Creates a new many-body force with the default parameters.
# manyBodyReuse.update([update]) <>
If update is specified, sets the update function to the specified closure and returns this force. (A closure is a function that returns another function.) The outer function takes two parameters: the current iteration number i, which is a nonzero integer, and nodes, which is the array of nodes used by the many-body force simulation. The inner function returns true if a new quadtree should be calculated, and false otherwise. If update is not specified, returns the current closure, which defaults to following uniform distribution (i.e. evenly spaced intervals):
function () {
return function (i, nodes) {
if (i % 13 === 0) {
return true;
} else {
return false;
}
};
}
To accelerate computation, this force only updates the quadtree used by the Barnes–Hut approximation once every 13 ticks of the simulation. Calculating the quadtree runs in O(n log n) time, so reducing the number of times the algorithm calculates a quadtree can greatly reduce the overall running time.
Note that update must be a closure, which allows the update function to maintain state. This allows users to specific update functions like the following, which updates the quadtree with decreasing frequency as the simulation progresses (although note that research shows the uniform function performs better):
var force = d3.forceManyBodyReuse().update(
function () {
var next = 1;
return function (i, nodes) {
var curr = Math.floor(4 * Math.log(i));
if (curr !== next) {
next = curr;
return true;
}
return false;
};
}
)
# manyBodyReuse.strength([strength]) <>
If strength is specified, sets the strength accessor to the specified number or function, re-evaluates the strength accessor for each node, and returns this force. A positive value causes nodes to attract each other, similar to gravity, while a negative value causes nodes to repel each other, similar to electrostatic charge. If strength is not specified, returns the current strength accessor, which defaults to:
function strength() {
return -30;
}
The strength accessor is invoked for each node in the simulation, being passed the node and its zero-based index. The resulting number is then stored internally, such that the strength of each node is only recomputed when the force is initialized or when this method is called with a new strength, and not on every application of the force.

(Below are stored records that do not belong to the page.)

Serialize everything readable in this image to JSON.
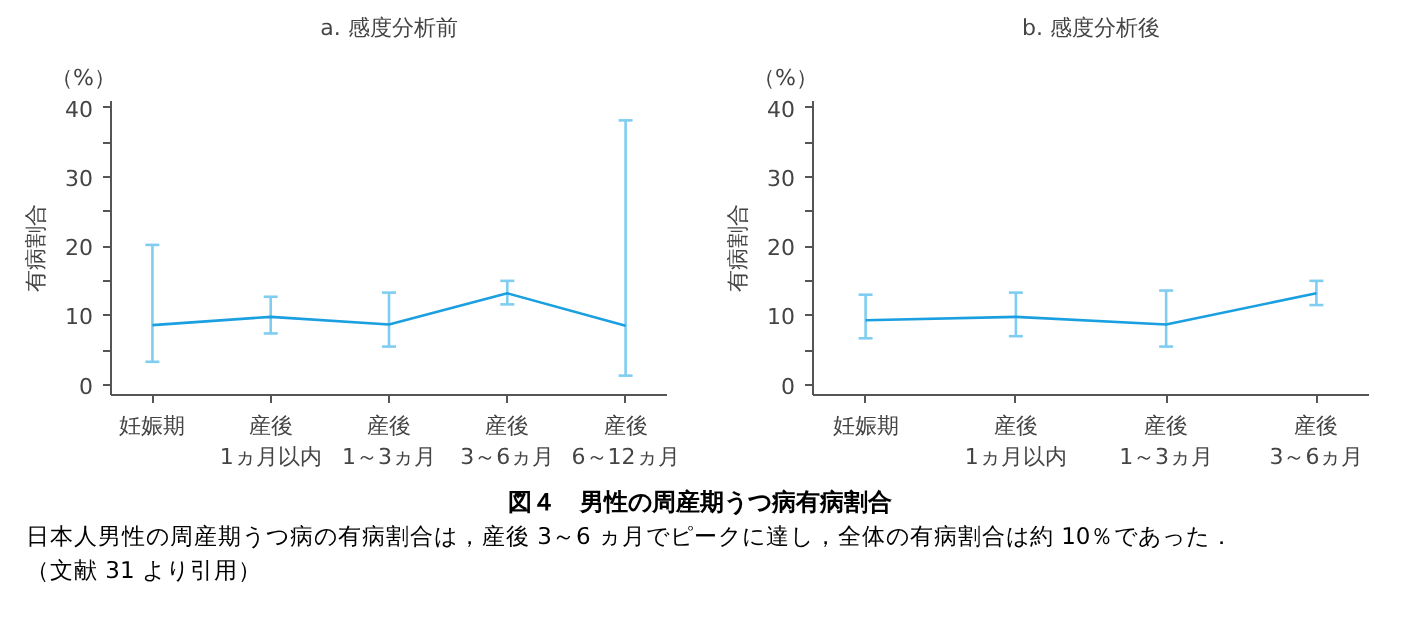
{
  "chart_data": [
    {
      "type": "line",
      "title": "a. 感度分析前",
      "ylabel": "有病割合",
      "annotations": [
        "（%）"
      ],
      "categories": [
        "妊娠期",
        "産後\n1ヵ月以内",
        "産後\n1～3ヵ月",
        "産後\n3～6ヵ月",
        "産後\n6～12ヵ月"
      ],
      "series": [
        {
          "color": "#1a9fe0",
          "values": [
            8.6,
            9.8,
            8.7,
            13.2,
            8.5
          ],
          "errors": [
            [
              3.3,
              20.2
            ],
            [
              7.4,
              12.7
            ],
            [
              5.5,
              13.3
            ],
            [
              11.6,
              15.0
            ],
            [
              1.3,
              38.2
            ]
          ]
        }
      ],
      "ylim": [
        -1.5,
        41
      ],
      "yticks": [
        0,
        {
          "value": 5,
          "label": null
        },
        10,
        {
          "value": 15,
          "label": null
        },
        20,
        {
          "value": 25,
          "label": null
        },
        30,
        {
          "value": 35,
          "label": null
        },
        40
      ],
      "grid": false,
      "marker": "none",
      "line_style": "solid"
    },
    {
      "type": "line",
      "title": "b. 感度分析後",
      "ylabel": "有病割合",
      "annotations": [
        "（%）"
      ],
      "categories": [
        "妊娠期",
        "産後\n1ヵ月以内",
        "産後\n1～3ヵ月",
        "産後\n3～6ヵ月"
      ],
      "series": [
        {
          "color": "#1a9fe0",
          "values": [
            9.3,
            9.8,
            8.7,
            13.2
          ],
          "errors": [
            [
              6.7,
              13.0
            ],
            [
              7.0,
              13.3
            ],
            [
              5.5,
              13.6
            ],
            [
              11.5,
              15.0
            ]
          ]
        }
      ],
      "ylim": [
        -1.5,
        41
      ],
      "yticks": [
        0,
        {
          "value": 5,
          "label": null
        },
        10,
        {
          "value": 15,
          "label": null
        },
        20,
        {
          "value": 25,
          "label": null
        },
        30,
        {
          "value": 35,
          "label": null
        },
        40
      ],
      "grid": false,
      "marker": "none",
      "line_style": "solid"
    },
    {
      "type": "other",
      "title": "図４　男性の周産期うつ病有病割合",
      "annotations": [
        "日本人男性の周産期うつ病の有病割合は，産後 3～6 ヵ月でピークに達し，全体の有病割合は約 10％であった．",
        "（文献 31 より引用）"
      ]
    }
  ]
}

# manyBodyReuse.theta([theta]) <>
If theta is specified, sets the Barnes–Hut approximation criterion to the specified number and returns this force. If theta is not specified, returns the current value, which defaults to 0.9.
To accelerate computation, this force implements the Barnes–Hut approximation which takes O(n log n) per application where n is the number of nodes. For each application, a quadtree stores the current node positions; then for each node, the combined force of all other nodes on the given node is computed. For a cluster of nodes that is far away, the charge force can be approximated by treating the cluster as a single, larger node. The theta parameter determines the accuracy of the approximation: if the ratio w / l of the width w of the quadtree cell to the distance l from the node to the cell’s center of mass is less than theta, all nodes in the given cell are treated as a single node rather than individually.
# manyBodyReuse.distanceMin([distance]) <>
If distance is specified, sets the minimum distance between nodes over which this force is considered. If distance is not specified, returns the current minimum distance, which defaults to 1. A minimum distance establishes an upper bound on the strength of the force between two nearby nodes, avoiding instability. In particular, it avoids an infinitely-strong force if two nodes are exactly coincident; in this case, the direction of the force is random.
# manyBodyReuse.distanceMax([distance]) <>
If distance is specified, sets the maximum distance between nodes over which this force is considered. If distance is not specified, returns the current maximum distance, which defaults to infinity. Specifying a finite maximum distance improves performance and produces a more localized layout.